We implemented sentiment classification models for two separate tasks: binary and multi-class text classification of tweets posted to Twitter. The models were evaluated on the Cyberbullying Classification dataset, which labels tweets according to 6 classes of cyberbullying. In binary text classification we label tweets as either "cyberbullying" or "not cyberbullying," while in multi- class text classification we label tweets as a specific subcategory of cyberbullying.
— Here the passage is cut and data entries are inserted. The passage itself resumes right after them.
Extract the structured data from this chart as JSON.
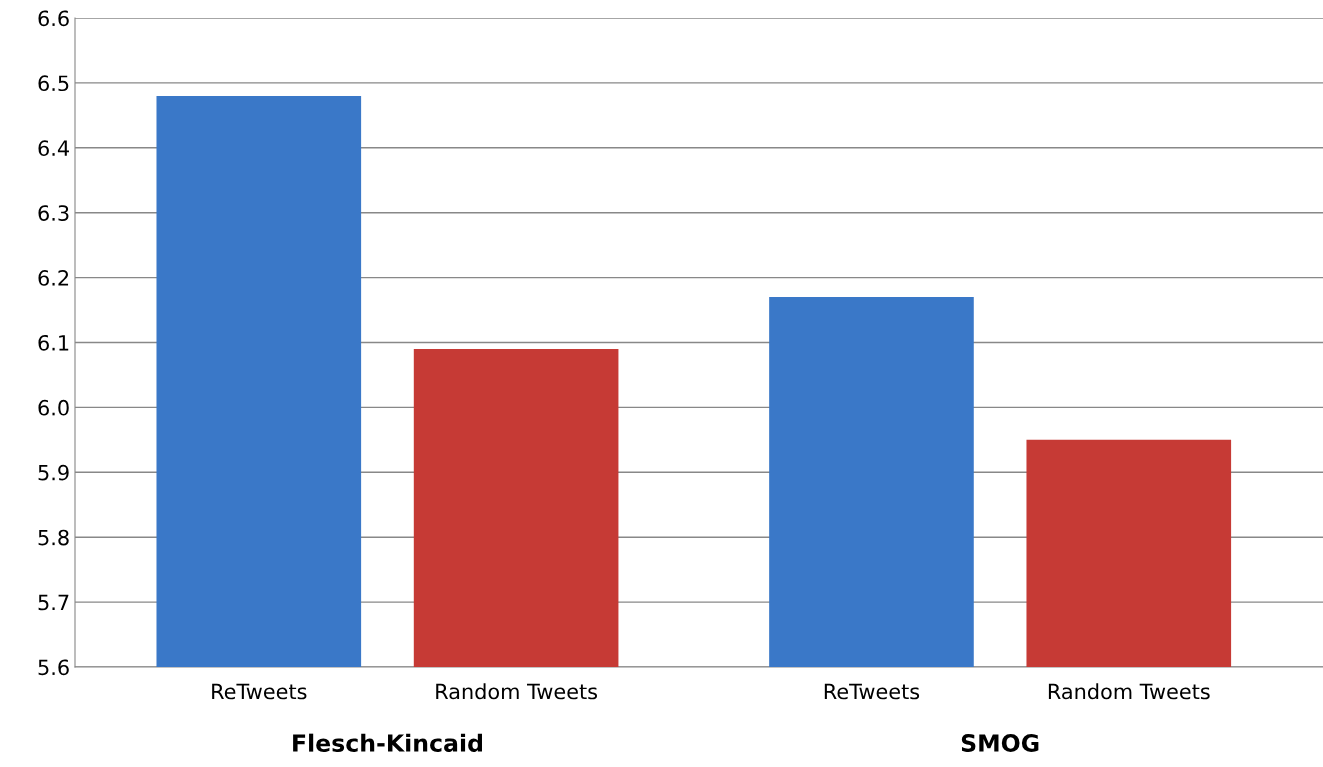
{
  "chart_data": {
    "type": "bar",
    "categories": [
      "Flesch-Kincaid",
      "SMOG"
    ],
    "series": [
      {
        "name": "ReTweets",
        "color": "#3a78c8",
        "values": [
          6.48,
          6.17
        ]
      },
      {
        "name": "Random Tweets",
        "color": "#c63a35",
        "values": [
          6.09,
          5.95
        ]
      }
    ],
    "ylim": [
      5.6,
      6.6
    ],
    "yticks": [
      5.6,
      5.7,
      5.8,
      5.9,
      {
        "value": 6.0,
        "label": "6.0"
      },
      6.1,
      6.2,
      6.3,
      6.4,
      6.5,
      6.6
    ],
    "grid": "y",
    "legend": false
  }
}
The same four models–Naive Bayes, ANN, CNN, and RNN–were used for both classification tasks in order to draw comparisons. Binary classification performed highest with the ANN model with 0.91 accuracy, while multi-class classification performed highest with the CNN model with 0.87 accuracy. In future applications of our work, we aim to train the best performing models from our results with larger datasets or with similar datasets from other social media sites.
The rise of social media and the recent couple of years of covid-19 lockdown has led to a concerning increase in cyberbullying cases. In 2020, UNICEF even issued a warning in response to the increased cyberbullying compounded by social distancing and increased screen-time. Those who participate in cyberbullying have the convenience of being able to hide anonymously behind a screen, but the targets of bullying are likely to develop mental-health issues that persist even after the bullying has ceased. Due to social media’s ability to spread information quickly and anonymously, a single person can end up being targeted by a large number of people of various demographics on an extreme scale. We aim to create a model that will flag harmful tweets and, therefore, protect targets of cyberbullying.
Our dataset consists of more than 47,000 tweets labeled according to 6 classes of cyberbullying: Age, Ethnicity, Gender, Religion, Other type of cyberbullying, and Not cyberbullying. Each row of the dataset will have a tweet and its class of cyberbullying. The dataset is meant to be used to create a multi-classification model to predict cyberbullying type, create a binary classification model to flag potentially harmful tweets, and examine words and patterns associated with each type of cyberbullying.